As the rebellious Kid, Prince has the languid, wary gestures and shoulder-length hair of a ‘60s androgyne and flower child, and the primary villain, Morris Day--as “Morris Day,” the unsavory, hilarious character he also played in “Purple Rain”--struts and arches amusingly, before breaking into his trademark staccato screeches of derision and mirth. His sidekick, Jerome Benton, smirks and shakes with him in unison.

Just as “Cherry Moon” proved that Prince the actor should abandon all ambitions to become the new Rudolph Valentino, both this movie and “Moon” show that Prince the moviemaker has lots of visual style, hampered by some problems in writing, and selecting, scripts. But a key to his artistic personality is the extent to which he’s let both Day and Benton steal scenes in his movies. Seemingly a narcissist, he keeps pushing other talents forward.

There are showcase moments for most of the rest of the cast: Ingrid Chavez--whose face in repose resembles the young Glenda Jackson’s--as an angelic poet; Jill Jones as a faithless girlfriend; Robin Power as a dizzyingly statuesque woman scorned; the great gospel singer Mavis Staples and George Clinton as club owners; and 13-year-old Tevin Campbell, as, one guesses, the Voice of the Future. Staples stops the show as smashingly here as in “The Last Waltz,” when she closed “The Weight” with the delighted gasp, “Be-yootiful!”

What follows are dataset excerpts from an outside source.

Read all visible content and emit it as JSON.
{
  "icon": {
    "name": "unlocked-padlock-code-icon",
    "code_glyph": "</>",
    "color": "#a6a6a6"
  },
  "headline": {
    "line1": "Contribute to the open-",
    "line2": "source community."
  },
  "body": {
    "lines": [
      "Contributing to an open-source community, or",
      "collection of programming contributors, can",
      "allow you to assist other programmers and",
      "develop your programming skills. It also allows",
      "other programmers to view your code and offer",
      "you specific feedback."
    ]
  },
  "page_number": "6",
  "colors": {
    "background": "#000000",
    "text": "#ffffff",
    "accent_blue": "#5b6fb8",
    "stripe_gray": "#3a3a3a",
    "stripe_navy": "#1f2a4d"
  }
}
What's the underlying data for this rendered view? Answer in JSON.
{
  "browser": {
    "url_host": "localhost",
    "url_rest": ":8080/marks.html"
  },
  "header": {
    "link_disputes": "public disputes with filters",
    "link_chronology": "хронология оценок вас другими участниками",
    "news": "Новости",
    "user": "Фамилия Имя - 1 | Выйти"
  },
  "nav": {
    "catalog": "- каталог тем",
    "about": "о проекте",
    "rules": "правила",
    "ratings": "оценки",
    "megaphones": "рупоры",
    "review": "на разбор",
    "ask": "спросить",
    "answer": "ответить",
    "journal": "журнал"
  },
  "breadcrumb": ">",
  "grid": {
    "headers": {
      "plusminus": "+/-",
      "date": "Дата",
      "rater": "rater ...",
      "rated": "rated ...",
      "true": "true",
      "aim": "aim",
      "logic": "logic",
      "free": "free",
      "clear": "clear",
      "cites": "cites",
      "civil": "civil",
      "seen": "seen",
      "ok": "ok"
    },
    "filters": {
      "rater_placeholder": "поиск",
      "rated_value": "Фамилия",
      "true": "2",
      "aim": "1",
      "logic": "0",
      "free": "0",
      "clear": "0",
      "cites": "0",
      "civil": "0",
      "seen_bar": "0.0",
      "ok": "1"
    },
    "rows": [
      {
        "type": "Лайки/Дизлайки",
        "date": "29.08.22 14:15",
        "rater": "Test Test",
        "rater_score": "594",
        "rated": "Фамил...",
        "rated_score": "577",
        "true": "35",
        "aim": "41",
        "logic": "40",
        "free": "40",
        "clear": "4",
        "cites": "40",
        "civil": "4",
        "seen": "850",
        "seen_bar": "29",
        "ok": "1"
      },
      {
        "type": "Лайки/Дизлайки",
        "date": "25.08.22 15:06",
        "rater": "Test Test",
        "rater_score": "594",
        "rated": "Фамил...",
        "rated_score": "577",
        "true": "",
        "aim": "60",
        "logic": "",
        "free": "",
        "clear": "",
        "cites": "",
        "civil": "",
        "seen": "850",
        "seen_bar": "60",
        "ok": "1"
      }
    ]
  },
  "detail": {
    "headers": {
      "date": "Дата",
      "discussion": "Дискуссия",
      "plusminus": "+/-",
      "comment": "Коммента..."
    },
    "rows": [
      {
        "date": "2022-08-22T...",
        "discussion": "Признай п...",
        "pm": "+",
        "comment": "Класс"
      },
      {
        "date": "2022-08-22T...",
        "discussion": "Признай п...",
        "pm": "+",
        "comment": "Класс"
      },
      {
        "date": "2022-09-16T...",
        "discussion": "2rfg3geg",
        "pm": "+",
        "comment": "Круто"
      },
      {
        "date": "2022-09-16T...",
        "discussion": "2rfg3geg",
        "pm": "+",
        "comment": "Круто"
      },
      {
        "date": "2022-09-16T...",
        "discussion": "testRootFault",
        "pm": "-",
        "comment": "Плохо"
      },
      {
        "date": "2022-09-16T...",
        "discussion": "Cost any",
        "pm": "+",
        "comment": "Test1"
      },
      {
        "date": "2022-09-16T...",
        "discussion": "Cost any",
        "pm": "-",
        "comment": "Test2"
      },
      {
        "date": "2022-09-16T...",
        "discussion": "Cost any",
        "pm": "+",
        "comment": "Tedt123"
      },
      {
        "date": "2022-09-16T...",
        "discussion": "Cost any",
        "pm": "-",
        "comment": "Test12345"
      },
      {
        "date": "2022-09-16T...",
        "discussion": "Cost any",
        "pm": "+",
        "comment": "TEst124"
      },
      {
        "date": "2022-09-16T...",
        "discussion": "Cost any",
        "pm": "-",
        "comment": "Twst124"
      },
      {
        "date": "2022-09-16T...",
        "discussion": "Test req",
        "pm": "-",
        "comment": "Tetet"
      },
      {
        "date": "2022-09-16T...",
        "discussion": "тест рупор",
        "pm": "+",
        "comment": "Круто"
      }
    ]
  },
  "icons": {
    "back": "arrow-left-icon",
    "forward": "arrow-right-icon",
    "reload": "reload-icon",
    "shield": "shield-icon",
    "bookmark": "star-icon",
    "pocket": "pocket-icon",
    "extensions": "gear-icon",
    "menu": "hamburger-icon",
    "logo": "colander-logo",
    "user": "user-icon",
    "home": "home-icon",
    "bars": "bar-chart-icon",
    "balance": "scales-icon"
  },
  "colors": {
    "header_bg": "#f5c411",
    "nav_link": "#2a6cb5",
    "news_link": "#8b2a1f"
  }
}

The movie has a weird dichotomy. So obsessed with sensuality that it focuses on writhing buttocks and thighs throughout, it winds up swooning into spirituality: a movie-movie mysticism with faint echoes of Vincente Minnelli and “Brigadoon.” In a conventional film, that might have been ruinous. But “Graffiti Bridge” (MPAA rated PG-13, despite liberal sexuality) has Prince’s heart-catching music to carry it home; it can sock across spirituality with a hair-raising climactic gospel number.

Can rock ‘n’ roll save your soul? It’s a mark of Prince’s high talent, naivete, ambition and stubbornness that he still, apparently, thinks so.